IOhannes m zmoelnig zmoelnig at iem.at
Wed Feb 28 14:46:22 CET 2007


Roman Haefeli wrote:
> hello cyrille
> 
> thank you. [any] was what i was looking for. it can store a gem-pointer.
> but as you mentioned it doesn't work when delayed.
> 
> putting this in the render chain works and gives the expected result:
> 
> [t b b a]
> | /    /
> [any  ]
> 
> but this makes pd/gem completely stuck:
> 
> [t b b     a]
> |   |       |
> |  [del 10] |  
> | /        /
> [any      ]
> 
> as you said, this is obviously the wrong approach. but my problem
> persists. unfortunately i can't see the design of gem behind the
> objects. so i wonder if there is still a solution.

this is not a question of the design of Gem but of openGL.
for most objects (but the pix_ stuff), Gem directly communicates with
the underlying openGL-infrastructure.
for this to work, one must get hold of the openGL context.
using delayed gem-messages, the openGL-context will most likely be
grabbed by another application.

> 
> i might be wrong but in my eyes it doesn't make sense to do all the work
> that could be done in 50ms in only 1.45ms. the problem i have with my
> gem patch (and probably other gem-patches have as well) is that during
> one dsp-cycle the cpu is hopelessly overloaded, whereas for the next 33
> dsp-cycle there is no work to be done. 

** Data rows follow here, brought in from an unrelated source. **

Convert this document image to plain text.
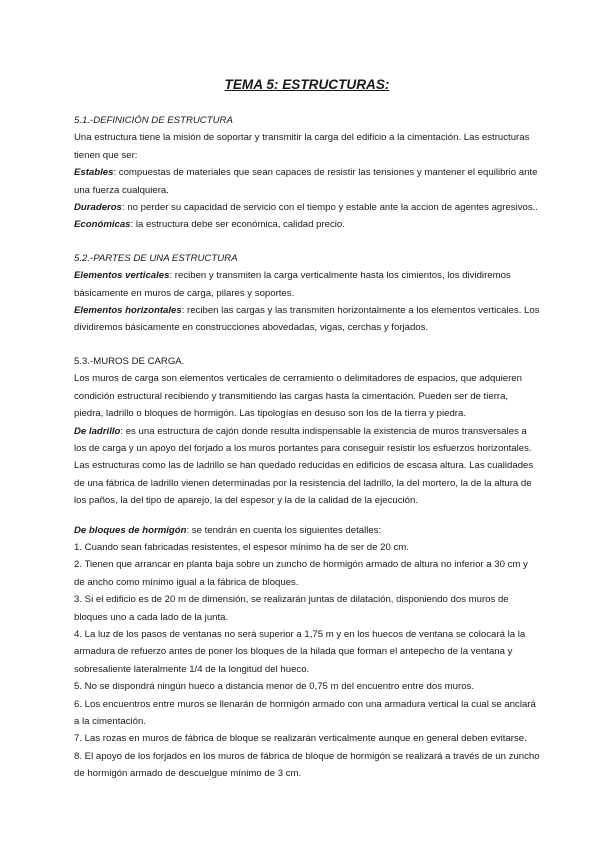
TEMA 5: ESTRUCTURAS:

5.1.-DEFINICIÓN DE ESTRUCTURA

Una estructura tiene la misión de soportar y transmitir la carga del edificio a la cimentación. Las estructuras tienen que ser:

Estables: compuestas de materiales que sean capaces de resistir las tensiones y mantener el equilibrio ante una fuerza cualquiera.

Duraderos: no perder su capacidad de servicio con el tiempo y estable ante la accion de agentes agresivos..

Económicas: la estructura debe ser económica, calidad precio.

5.2.-PARTES DE UNA ESTRUCTURA

Elementos verticales: reciben y transmiten la carga verticalmente hasta los cimientos, los dividiremos básicamente en muros de carga, pilares y soportes.

Elementos horizontales: reciben las cargas y las transmiten horizontalmente a los elementos verticales. Los dividiremos básicamente en construcciones abovedadas, vigas, cerchas y forjados.

5.3.-MUROS DE CARGA.

Los muros de carga son elementos verticales de cerramiento o delimitadores de espacios, que adquieren condición estructural recibiendo y transmitiendo las cargas hasta la cimentación. Pueden ser de tierra, piedra, ladrillo o bloques de hormigón. Las tipologías en desuso son los de la tierra y piedra.

De ladrillo: es una estructura de cajón donde resulta indispensable la existencia de muros transversales a los de carga y un apoyo del forjado a los muros portantes para conseguir resistir los esfuerzos horizontales. Las estructuras como las de ladrillo se han quedado reducidas en edificios de escasa altura. Las cualidades de una fábrica de ladrillo vienen determinadas por la resistencia del ladrillo, la del mortero, la de la altura de los paños, la del tipo de aparejo, la del espesor y la de la calidad de la ejecución.

De bloques de hormigón: se tendrán en cuenta los siguientes detalles:

1. Cuando sean fabricadas resistentes, el espesor mínimo ha de ser de 20 cm.

2. Tienen que arrancar en planta baja sobre un zuncho de hormigón armado de altura no inferior a 30 cm y de ancho como mínimo igual a la fábrica de bloques.

3. Si el edificio es de 20 m de dimensión, se realizarán juntas de dilatación, disponiendo dos muros de bloques uno a cada lado de la junta.

4. La luz de los pasos de ventanas no será superior a 1,75 m y en los huecos de ventana se colocará la la armadura de refuerzo antes de poner los bloques de la hilada que forman el antepecho de la ventana y sobresaliente lateralmente 1/4 de la longitud del hueco.

5. No se dispondrá ningún hueco a distancia menor de 0,75 m del encuentro entre dos muros.

6. Los encuentros entre muros se llenarán de hormigón armado con una armadura vertical la cual se anclará a la cimentación.

7. Las rozas en muros de fábrica de bloque se realizarán verticalmente aunque en general deben evitarse.

8. El apoyo de los forjados en los muros de fábrica de bloque de hormigón se realizará a través de un zuncho de hormigón armado de descuelgue mínimo de 3 cm.
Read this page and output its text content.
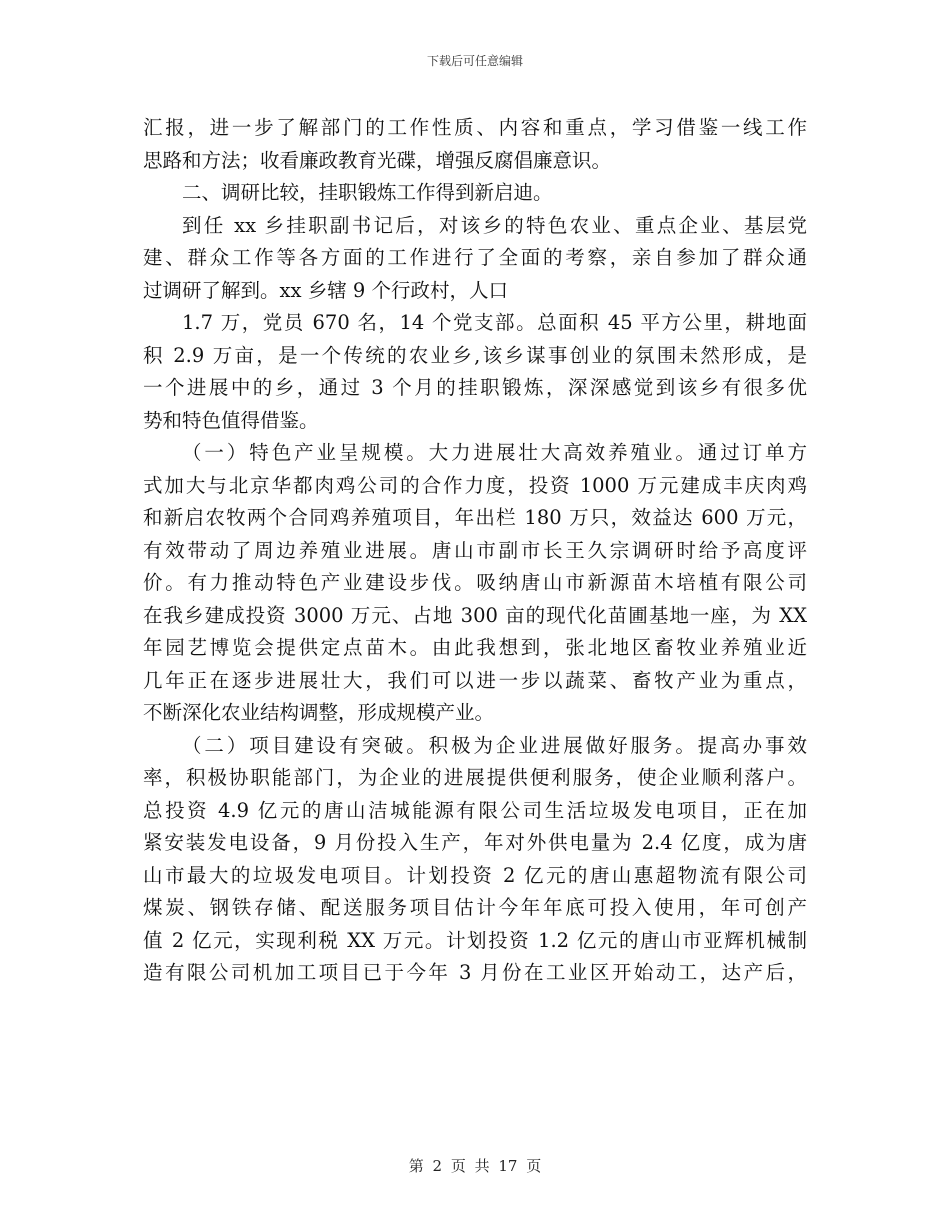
下载后可任意编辑
汇报，进一步了解部门的工作性质、内容和重点，学习借鉴一线工作
思路和方法；收看廉政教育光碟，增强反腐倡廉意识。
二、调研比较，挂职锻炼工作得到新启迪。
到任 xx 乡挂职副书记后，对该乡的特色农业、重点企业、基层党
建、群众工作等各方面的工作进行了全面的考察，亲自参加了群众通
过调研了解到。xx 乡辖 9 个行政村，人口
1.7 万，党员 670 名，14 个党支部。总面积 45 平方公里，耕地面
积 2.9 万亩，是一个传统的农业乡,该乡谋事创业的氛围未然形成，是
一个进展中的乡，通过 3 个月的挂职锻炼，深深感觉到该乡有很多优
势和特色值得借鉴。
（一）特色产业呈规模。大力进展壮大高效养殖业。通过订单方
式加大与北京华都肉鸡公司的合作力度，投资 1000 万元建成丰庆肉鸡
和新启农牧两个合同鸡养殖项目，年出栏 180 万只，效益达 600 万元，
有效带动了周边养殖业进展。唐山市副市长王久宗调研时给予高度评
价。有力推动特色产业建设步伐。吸纳唐山市新源苗木培植有限公司
在我乡建成投资 3000 万元、占地 300 亩的现代化苗圃基地一座，为 XX
年园艺博览会提供定点苗木。由此我想到，张北地区畜牧业养殖业近
几年正在逐步进展壮大，我们可以进一步以蔬菜、畜牧产业为重点，
不断深化农业结构调整，形成规模产业。
（二）项目建设有突破。积极为企业进展做好服务。提高办事效
率，积极协职能部门，为企业的进展提供便利服务，使企业顺利落户。
总投资 4.9 亿元的唐山洁城能源有限公司生活垃圾发电项目，正在加
紧安装发电设备，9 月份投入生产，年对外供电量为 2.4 亿度，成为唐
山市最大的垃圾发电项目。计划投资 2 亿元的唐山惠超物流有限公司
煤炭、钢铁存储、配送服务项目估计今年年底可投入使用，年可创产
值 2 亿元，实现利税 XX 万元。计划投资 1.2 亿元的唐山市亚辉机械制
造有限公司机加工项目已于今年 3 月份在工业区开始动工，达产后，
第 2 页 共 17 页
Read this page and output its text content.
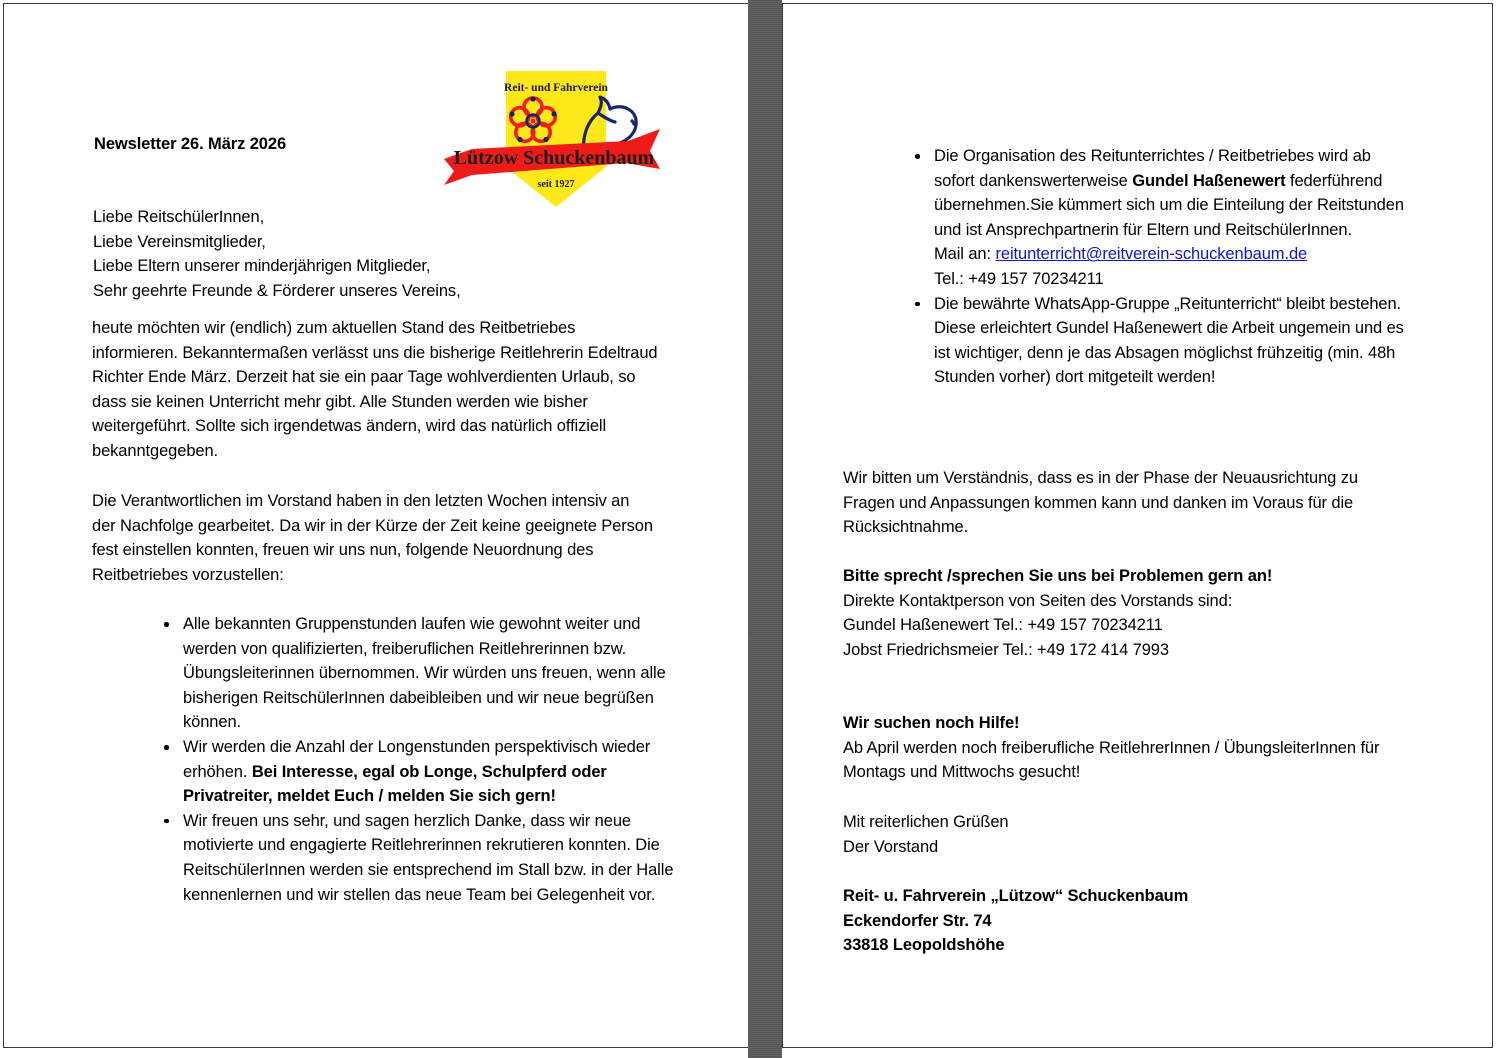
Reit- und Fahrverein
seit 1927
Lützow Schuckenbaum
Newsletter 26. März 2026
Liebe ReitschülerInnen,
Liebe Vereinsmitglieder,
Liebe Eltern unserer minderjährigen Mitglieder,
Sehr geehrte Freunde & Förderer unseres Vereins,
heute möchten wir (endlich) zum aktuellen Stand des Reitbetriebes informieren. Bekanntermaßen verlässt uns die bisherige Reitlehrerin Edeltraud Richter Ende März. Derzeit hat sie ein paar Tage wohlverdienten Urlaub, so dass sie keinen Unterricht mehr gibt. Alle Stunden werden wie bisher weitergeführt. Sollte sich irgendetwas ändern, wird das natürlich offiziell bekanntgegeben.
Die Verantwortlichen im Vorstand haben in den letzten Wochen intensiv an der Nachfolge gearbeitet. Da wir in der Kürze der Zeit keine geeignete Person fest einstellen konnten, freuen wir uns nun, folgende Neuordnung des Reitbetriebes vorzustellen:
Alle bekannten Gruppenstunden laufen wie gewohnt weiter und werden von qualifizierten, freiberuflichen Reitlehrerinnen bzw. Übungsleiterinnen übernommen. Wir würden uns freuen, wenn alle bisherigen ReitschülerInnen dabeibleiben und wir neue begrüßen können.
Wir werden die Anzahl der Longenstunden perspektivisch wieder erhöhen. Bei Interesse, egal ob Longe, Schulpferd oder Privatreiter, meldet Euch / melden Sie sich gern!
Wir freuen uns sehr, und sagen herzlich Danke, dass wir neue motivierte und engagierte Reitlehrerinnen rekrutieren konnten. Die ReitschülerInnen werden sie entsprechend im Stall bzw. in der Halle kennenlernen und wir stellen das neue Team bei Gelegenheit vor.
Die Organisation des Reitunterrichtes / Reitbetriebes wird ab sofort dankenswerterweise Gundel Haßenewert federführend übernehmen.Sie kümmert sich um die Einteilung der Reitstunden und ist Ansprechpartnerin für Eltern und ReitschülerInnen.
Mail an: reitunterricht@reitverein-schuckenbaum.de
Tel.: +49 157 70234211
Die bewährte WhatsApp-Gruppe „Reitunterricht“ bleibt bestehen. Diese erleichtert Gundel Haßenewert die Arbeit ungemein und es ist wichtiger, denn je das Absagen möglichst frühzeitig (min. 48h Stunden vorher) dort mitgeteilt werden!
Wir bitten um Verständnis, dass es in der Phase der Neuausrichtung zu Fragen und Anpassungen kommen kann und danken im Voraus für die Rücksichtnahme.
Bitte sprecht /sprechen Sie uns bei Problemen gern an!
Direkte Kontaktperson von Seiten des Vorstands sind:
Gundel Haßenewert Tel.: +49 157 70234211
Jobst Friedrichsmeier Tel.: +49 172 414 7993
Wir suchen noch Hilfe!
Ab April werden noch freiberufliche ReitlehrerInnen / ÜbungsleiterInnen für Montags und Mittwochs gesucht!
Mit reiterlichen Grüßen
Der Vorstand
Reit- u. Fahrverein „Lützow“ Schuckenbaum
Eckendorfer Str. 74
33818 Leopoldshöhe
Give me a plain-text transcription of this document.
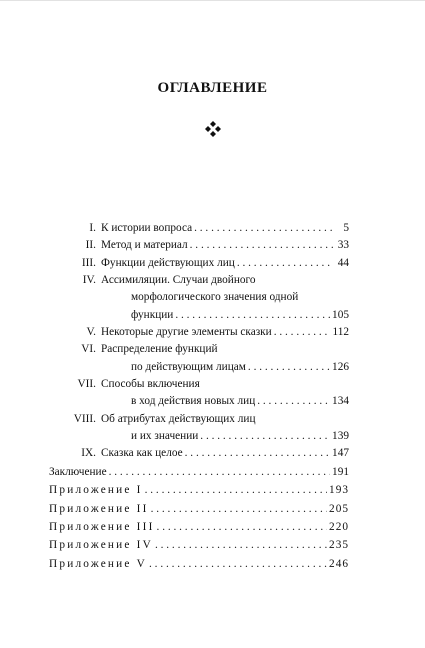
ОГЛАВЛЕНИЕ
I. К истории вопроса . . .	5
II. Метод и материал . . .	33
III. Функции действующих лиц . . .	44
IV. Ассимиляции. Случаи двойного
морфологического значения одной
функции . . .	105
V. Некоторые другие элементы сказки . . .	112
VI. Распределение функций
по действующим лицам . . .	126
VII. Способы включения
в ход действия новых лиц . . .	134
VIII. Об атрибутах действующих лиц
и их значении . . .	139
IX. Сказка как целое . . .	147
Заключение . . .	191
Приложение I . . .	193
Приложение II . . .	205
Приложение III . . .	220
Приложение IV . . .	235
Приложение V . . .	246
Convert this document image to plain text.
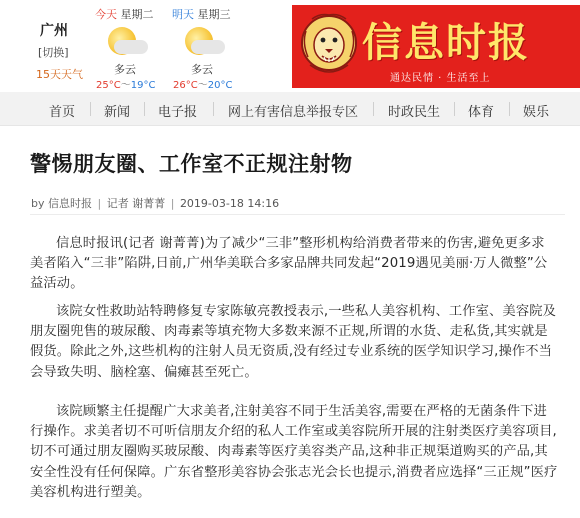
广州
[切换]
15天天气
今天 星期二
多云
25°C～19°C
明天 星期三
多云
26°C～20°C
信息时报
通达民情 · 生活至上
首页 新闻 电子报 网上有害信息举报专区 时政民生 体育 娱乐
警惕朋友圈、工作室不正规注射物
by 信息时报 | 记者 谢菁菁 | 2019-03-18 14:16

信息时报讯(记者 谢菁菁)为了减少“三非”整形机构给消费者带来的伤害,避免更多求美者陷入“三非”陷阱,日前,广州华美联合多家品牌共同发起“2019遇见美丽·万人微整”公益活动。

该院女性救助站特聘修复专家陈敏亮教授表示,一些私人美容机构、工作室、美容院及朋友圈兜售的玻尿酸、肉毒素等填充物大多数来源不正规,所谓的水货、走私货,其实就是假货。除此之外,这些机构的注射人员无资质,没有经过专业系统的医学知识学习,操作不当会导致失明、脑栓塞、偏瘫甚至死亡。

该院顾繁主任提醒广大求美者,注射美容不同于生活美容,需要在严格的无菌条件下进行操作。求美者切不可听信朋友介绍的私人工作室或美容院所开展的注射类医疗美容项目,切不可通过朋友圈购买玻尿酸、肉毒素等医疗美容类产品,这种非正规渠道购买的产品,其安全性没有任何保障。广东省整形美容协会张志光会长也提示,消费者应选择“三正规”医疗美容机构进行塑美。
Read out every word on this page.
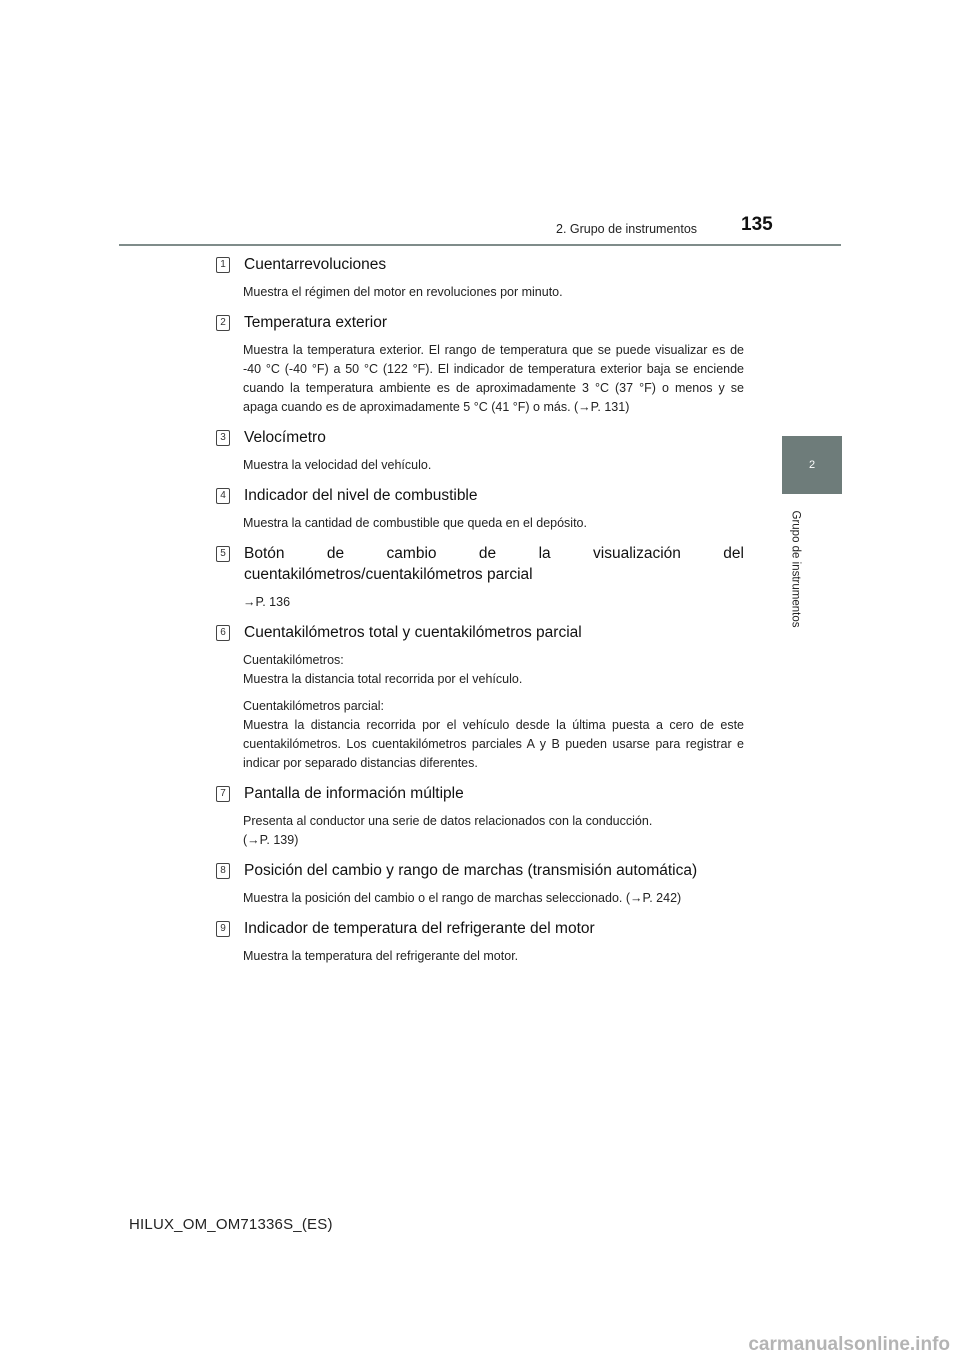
2. Grupo de instrumentos 135
2
Grupo de instrumentos
1 Cuentarrevoluciones
Muestra el régimen del motor en revoluciones por minuto.
2 Temperatura exterior
Muestra la temperatura exterior. El rango de temperatura que se puede visualizar es de -40 °C (-40 °F) a 50 °C (122 °F). El indicador de temperatura exterior baja se enciende cuando la temperatura ambiente es de aproximadamente 3 °C (37 °F) o menos y se apaga cuando es de aproximadamente 5 °C (41 °F) o más. (→P. 131)
3 Velocímetro
Muestra la velocidad del vehículo.
4 Indicador del nivel de combustible
Muestra la cantidad de combustible que queda en el depósito.
5 Botón de cambio de la visualización del cuentakilómetros/cuentakilómetros parcial
→P. 136
6 Cuentakilómetros total y cuentakilómetros parcial
Cuentakilómetros:
Muestra la distancia total recorrida por el vehículo.
Cuentakilómetros parcial:
Muestra la distancia recorrida por el vehículo desde la última puesta a cero de este cuentakilómetros. Los cuentakilómetros parciales A y B pueden usarse para registrar e indicar por separado distancias diferentes.
7 Pantalla de información múltiple
Presenta al conductor una serie de datos relacionados con la conducción.
(→P. 139)
8 Posición del cambio y rango de marchas (transmisión automática)
Muestra la posición del cambio o el rango de marchas seleccionado. (→P. 242)
9 Indicador de temperatura del refrigerante del motor
Muestra la temperatura del refrigerante del motor.
HILUX_OM_OM71336S_(ES)
carmanualsonline.info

on the long run i have plans to put the rendering into a separate
thread. however, don't expect it too soon.

> 
> how do you 'gem-cracks' (cyrille, IOhannes, chris clepper, a.o.) come
> along with that? are there other ways to optimize?

2 ways:
- use longer audio buffers (e.g. 100ms)
- use 2 instances of pd: one for audio and one for video; one of them
(or a third one) is "master" and controls the rest.